After a short introduction having confusingly little to do with the remainder of its content, the podcast features Dear Leader Kim narrating ostensibly heartwarming stories about everyday North Koreans.
“I might not have context to understand the condition of these miserable urchins,” said DPRK Vice Marshal Hyon Yong-chol, “but I can at least feel good about myself for listening.”
Indeed, while most North Koreans lack access to radios, iPods, electricity, flushing toilets, and food, the country’s better-fed and tech-savvy government elite have already made the podcast North Korea’s top download.
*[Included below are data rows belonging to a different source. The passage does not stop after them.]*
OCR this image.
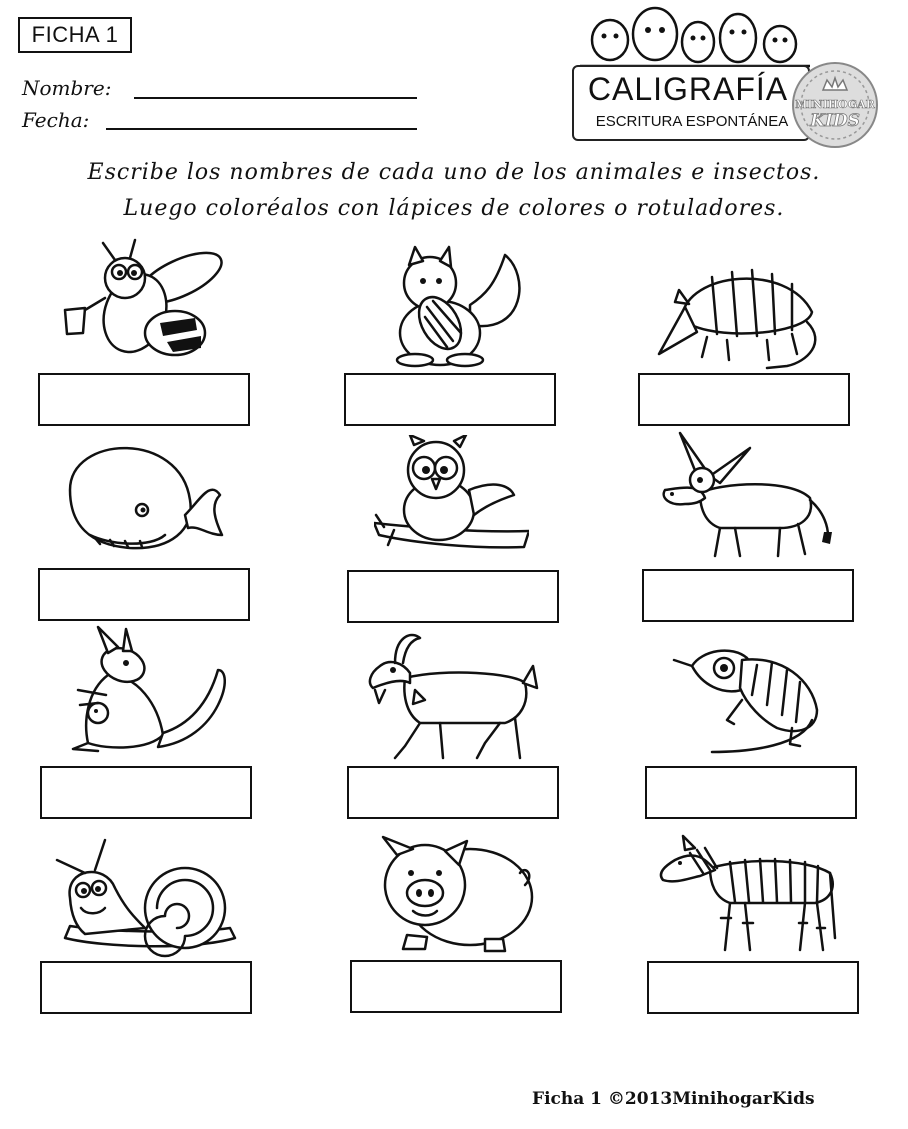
FICHA 1
Nombre:
Fecha:
CALIGRAFÍA
ESCRITURA ESPONTÁNEA
MINIHOGAR
KIDS
Escribe los nombres de cada uno de los animales e insectos.
Luego coloréalos con lápices de colores o rotuladores.
Ficha 1 ©2013MinihogarKids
“This sort of banal chatter threatens everything we stand for,” said NPR President and CEO Gary Knell from Washington. “We sling quality shit here at NPR, but if those NORKs are just going to rip it off at every turn, we might as well all quit and become gym teachers. Or kill ourselves.”
The podcast reportedly took Knell and all of his regionally affiliated colleagues by surprise, as North Korea was not previously believed to have the technical expertise required to pull off a complete hour of radio programming.
“It’s like sanctions mean nothing anymore,” Knell added. “Honestly, what part of ‘nothing longer than a short’ can these dildos not understand?”
Leaders in South Korea, Japan, China, and the United States have all urged for calm in the region.
“The last thing the world needs right now is this kind of needlessly provocative and, frankly, pretty god-fucking-awful listening,” US Secretary of State John Kerry said in a statement. “Seriously, after listening to that cloying couple go on about eating rice out of shit for twenty minutes, I’ll say it – I wanted them to starve. Hey, Zooey Jung-Deschanel and Joseph Chang-Levitt, go fuck yourselves!"
The UN Security Council will convene next month to discuss further restrictions to North Korea’s audio-visual ambitions. All parties agree that Pyongyang must not be allowed to develop the ability to live tweet.